認知症の人が起こすさまざまな行動には理由があると考えると、気持ちに共感できることもあるはずです。支える家族が心穏やかにいるためにも、行動の理由に目を向けながら対処してみましょう。

認知症への理解を深める

認知症を発症すると、大切なものをどこかに置き忘れてしまったり、排せつがうまくできなくなったりと、以前は難なくできていたことにも失敗がみられるようになります。当事者の方は、病気が原因であることは理解できなくても、今までできていたことができなくなってしまったことは自身でもわかっています。
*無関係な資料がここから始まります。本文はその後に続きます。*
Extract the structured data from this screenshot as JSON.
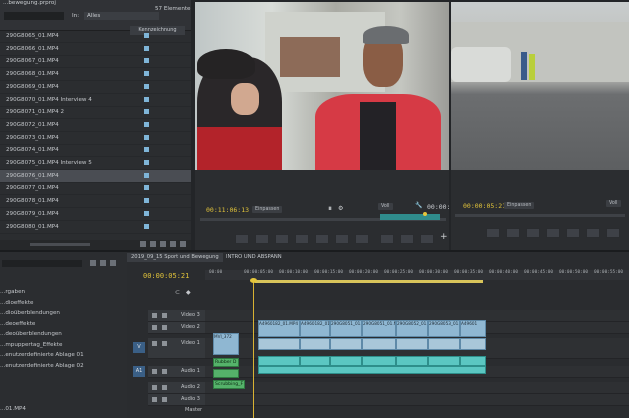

そのため家族から間違いを指摘されたり責められたりすると自信を失うことにつながってしまいます。誰よりも悔しい思いをしているのは当事者であることを知り、認知症の特性について正しい理解を深めることが適切な対応をするうえで大切です。

専門機関に早めに相談する

認知症の人を支えている家族の中には「親のためだから」と頑張りすぎたり、ストレスを抱え込んだりしている方が多くいらっしゃいます。介護疲れを防止するためにも、頑張り続けることだけが愛情ではないと気づくことが大切です。医療や地域の専門機関に相談して適切なサポートを受け、ご自身のことも大切にしながら認知症の人に対応しましょう。

おわりに

認知症の症状に対して適切な対応がなされなかった場合、状況を悪化させてしまう可能性があります。そのため、症状が現れたときの家族や周囲の方の対応はとても重要です。認知症の人にやってはいけないことを理解し、温かく共感する姿勢を心がけましょう。対応が辛いときは決して抱え込むことなく、専門機関に早めに相談することをおすすめします。